Hack the Crisis Austria was organised by the Austrian Startups Community and sponsored by the country’s Ministry of Digital and Economic Affairs, the Austrian government’s financing bank, and dozens of corporate partners. It took place over three days last March with over 500 people participating to create 52 projects. Entries included an automated health hotline, a dashboard that bundles and updates information from the federal government, and a web-based video platform to link self-employed people like therapists and coaches with their customers.

The winner was Public Spacers, a mobile app that provides load-balancing control for trains. By allowing users to see the number of people who have already booked each train, the app makes it easy to avoid crowded services and gives passengers peace of mind. 

Other submissions also stood out for their ingenuity, including Safe Glove Pack, a new design for non-sterile, single-use medical glove boxes. Gloves are removed at the cuff rather than the palm or fingers, leaving the surface of the glove uncontaminated.
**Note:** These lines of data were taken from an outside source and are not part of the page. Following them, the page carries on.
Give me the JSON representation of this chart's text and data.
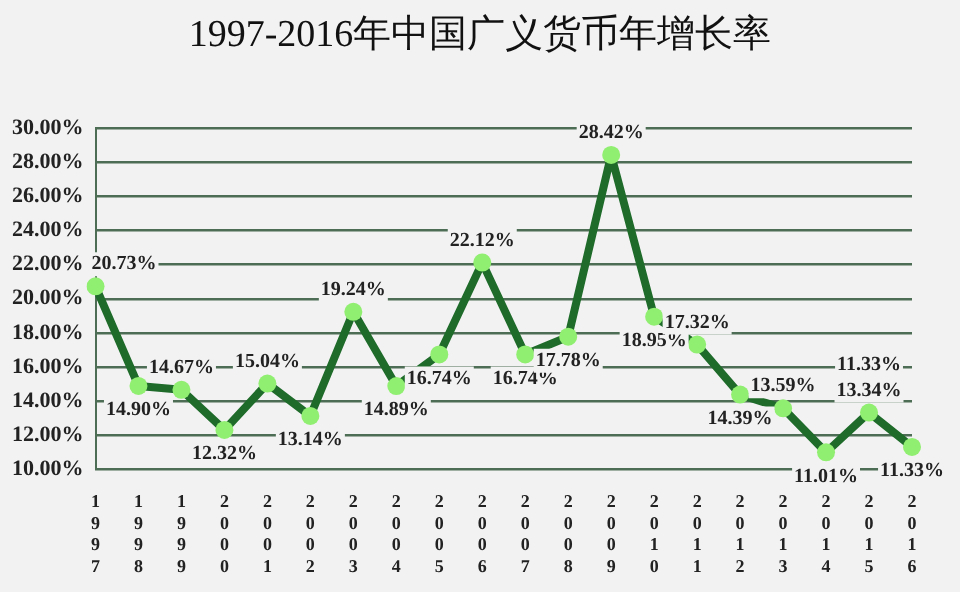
{
  "chart_data": {
    "type": "line",
    "title": "1997-2016年中国广义货币年增长率",
    "categories": [
      "1997",
      "1998",
      "1999",
      "2000",
      "2001",
      "2002",
      "2003",
      "2004",
      "2005",
      "2006",
      "2007",
      "2008",
      "2009",
      "2010",
      "2011",
      "2012",
      "2013",
      "2014",
      "2015",
      "2016"
    ],
    "series": [
      {
        "color": "#1e6b2a",
        "values": [
          20.73,
          14.9,
          14.67,
          12.32,
          15.04,
          13.14,
          19.24,
          14.89,
          16.74,
          22.12,
          16.74,
          17.78,
          28.42,
          18.95,
          17.32,
          14.39,
          13.59,
          11.01,
          13.34,
          11.33
        ],
        "value_labels": [
          "20.73%",
          "14.90%",
          "14.67%",
          "12.32%",
          "15.04%",
          "13.14%",
          "19.24%",
          "14.89%",
          "16.74%",
          "22.12%",
          "16.74%",
          "17.78%",
          "28.42%",
          "18.95%",
          "17.32%",
          "14.39%",
          "13.59%",
          "11.01%",
          "13.34%",
          "11.33%"
        ]
      }
    ],
    "annotations": [
      {
        "text": "11.33%",
        "x": "2015",
        "y": 13.34
      }
    ],
    "marker": "circle",
    "colors": [
      "#90ee70",
      "#90ee70",
      "#90ee70",
      "#90ee70",
      "#90ee70",
      "#90ee70",
      "#90ee70",
      "#90ee70",
      "#90ee70",
      "#90ee70",
      "#90ee70",
      "#90ee70",
      "#90ee70",
      "#90ee70",
      "#90ee70",
      "#90ee70",
      "#90ee70",
      "#90ee70",
      "#90ee70",
      "#90ee70"
    ],
    "ylim": [
      10,
      30
    ],
    "yticks": [
      {
        "value": 10,
        "label": "10.00%"
      },
      {
        "value": 12,
        "label": "12.00%"
      },
      {
        "value": 14,
        "label": "14.00%"
      },
      {
        "value": 16,
        "label": "16.00%"
      },
      {
        "value": 18,
        "label": "18.00%"
      },
      {
        "value": 20,
        "label": "20.00%"
      },
      {
        "value": 22,
        "label": "22.00%"
      },
      {
        "value": 24,
        "label": "24.00%"
      },
      {
        "value": 26,
        "label": "26.00%"
      },
      {
        "value": 28,
        "label": "28.00%"
      },
      {
        "value": 30,
        "label": "30.00%"
      }
    ],
    "grid": "y",
    "legend": false
  }
}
The designers believe their idea could considerably reduce the transmission of pathogens in hospitals and nurseries, where 90% of viruses and bacteria are transmitted by human hands. 

Austria has had several innovative policy responses to the pandemic, including assigning men from the Zivildienst, the mandatory alternative community service for military draftees, to assist health workers, and a collaboration between the healthcare sector and companies with 3D printers to print facial protection shields. The country is generally seen to have been successful in mitigating Covid’s impact, with just over 8,000 deaths.